These days, smart alecs (or alecks, depending on who you ask) are people who are obnoxiously conceited and think they're pretty clever. At one point, it was thought that this term was simply generic and that Alec wasn’t actually a real person. But research done by Professor Gerald Cohen in 1985 for “Studies of Slang Part 1," as well as research by other historians, has shown—based on considerable newspaper article evidence—that “Alec” was probably a real person, namely Alec Hoag.

Partners in Crime

Hoag was a pimp and a thief in New York City in the 1840s. He would rob his wife Melinda's “customers” while she distracted them.

At first, the scheme worked like this: Melinda led a victim into a dark alley, where she picked his pockets. Then she embraced the victim and held her hand out behind him, where Hoag was hiding to grab the stolen goods.

Inevitably, some of these men would go to the police to report the thefts. To protect himself and his wife from arrest, Hoag enlisted a couple of police officers by promising to split the stolen goods with them. But Hoag's downfall came when he ran into some financial difficulties and couldn't give the officers their fair share.
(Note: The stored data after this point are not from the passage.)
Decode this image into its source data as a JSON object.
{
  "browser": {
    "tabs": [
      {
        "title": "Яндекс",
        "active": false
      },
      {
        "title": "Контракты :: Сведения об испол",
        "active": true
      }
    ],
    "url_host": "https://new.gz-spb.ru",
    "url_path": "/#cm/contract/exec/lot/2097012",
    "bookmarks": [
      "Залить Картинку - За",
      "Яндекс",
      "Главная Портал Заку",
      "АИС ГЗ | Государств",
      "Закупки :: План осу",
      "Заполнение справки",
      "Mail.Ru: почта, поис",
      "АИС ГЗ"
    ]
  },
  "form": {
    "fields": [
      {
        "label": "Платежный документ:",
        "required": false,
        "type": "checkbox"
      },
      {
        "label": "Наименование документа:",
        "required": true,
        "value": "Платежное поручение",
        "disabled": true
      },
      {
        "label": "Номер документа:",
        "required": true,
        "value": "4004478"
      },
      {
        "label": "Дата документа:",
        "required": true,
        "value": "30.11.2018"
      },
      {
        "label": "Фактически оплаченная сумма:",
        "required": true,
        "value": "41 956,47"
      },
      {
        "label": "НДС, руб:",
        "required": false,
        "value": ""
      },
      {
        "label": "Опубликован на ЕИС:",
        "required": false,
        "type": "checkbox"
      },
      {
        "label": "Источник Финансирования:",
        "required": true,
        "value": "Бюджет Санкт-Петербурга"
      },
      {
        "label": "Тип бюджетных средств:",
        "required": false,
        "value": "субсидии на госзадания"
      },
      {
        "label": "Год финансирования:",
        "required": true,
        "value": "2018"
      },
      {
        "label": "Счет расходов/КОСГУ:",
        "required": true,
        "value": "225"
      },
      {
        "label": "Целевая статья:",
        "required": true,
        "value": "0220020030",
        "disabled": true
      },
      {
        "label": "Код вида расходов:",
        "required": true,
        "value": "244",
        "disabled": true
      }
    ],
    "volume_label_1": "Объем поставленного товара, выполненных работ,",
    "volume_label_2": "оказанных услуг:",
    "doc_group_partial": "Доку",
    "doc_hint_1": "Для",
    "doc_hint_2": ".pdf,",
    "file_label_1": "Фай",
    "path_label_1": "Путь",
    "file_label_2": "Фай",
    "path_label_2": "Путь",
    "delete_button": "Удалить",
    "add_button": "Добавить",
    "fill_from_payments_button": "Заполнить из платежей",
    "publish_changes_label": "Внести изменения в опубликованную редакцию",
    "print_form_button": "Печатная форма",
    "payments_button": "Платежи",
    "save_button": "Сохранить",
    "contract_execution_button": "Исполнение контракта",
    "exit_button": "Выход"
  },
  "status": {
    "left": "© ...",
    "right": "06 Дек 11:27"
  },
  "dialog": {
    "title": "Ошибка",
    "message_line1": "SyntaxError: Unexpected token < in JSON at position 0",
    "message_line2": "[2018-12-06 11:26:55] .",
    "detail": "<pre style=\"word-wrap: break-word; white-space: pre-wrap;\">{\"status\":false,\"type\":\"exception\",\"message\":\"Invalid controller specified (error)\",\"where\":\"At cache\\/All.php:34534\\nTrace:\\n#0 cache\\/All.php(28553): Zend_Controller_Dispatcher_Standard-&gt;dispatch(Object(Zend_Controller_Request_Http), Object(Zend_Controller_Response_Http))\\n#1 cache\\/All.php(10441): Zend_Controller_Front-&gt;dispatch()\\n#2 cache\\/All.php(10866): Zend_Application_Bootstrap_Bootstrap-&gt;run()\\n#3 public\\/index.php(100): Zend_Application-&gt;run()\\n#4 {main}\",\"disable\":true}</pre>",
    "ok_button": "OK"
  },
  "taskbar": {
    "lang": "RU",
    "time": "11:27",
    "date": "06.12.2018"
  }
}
Initially, he got away with this by operating a “panel game” con. Melinda would bring the men back to her apartment—and then, according to George Wilkes, editor of the Subterranean (who met Hoag in prison while Wilkes was falsely imprisoned), “Melinda would make her victim lay his clothes, as he took them off, upon a chair at the head of the bed near the secret panel, and then take him to her arms and closely draw the curtains of the bed. As soon as everything was right and the dupe not likely to heed outside noises, Melinda would give a cough, and the faithful Alec would slyly enter, rifle the pockets of every farthing or valuable thing, and finally disappear as mysteriously as he entered.”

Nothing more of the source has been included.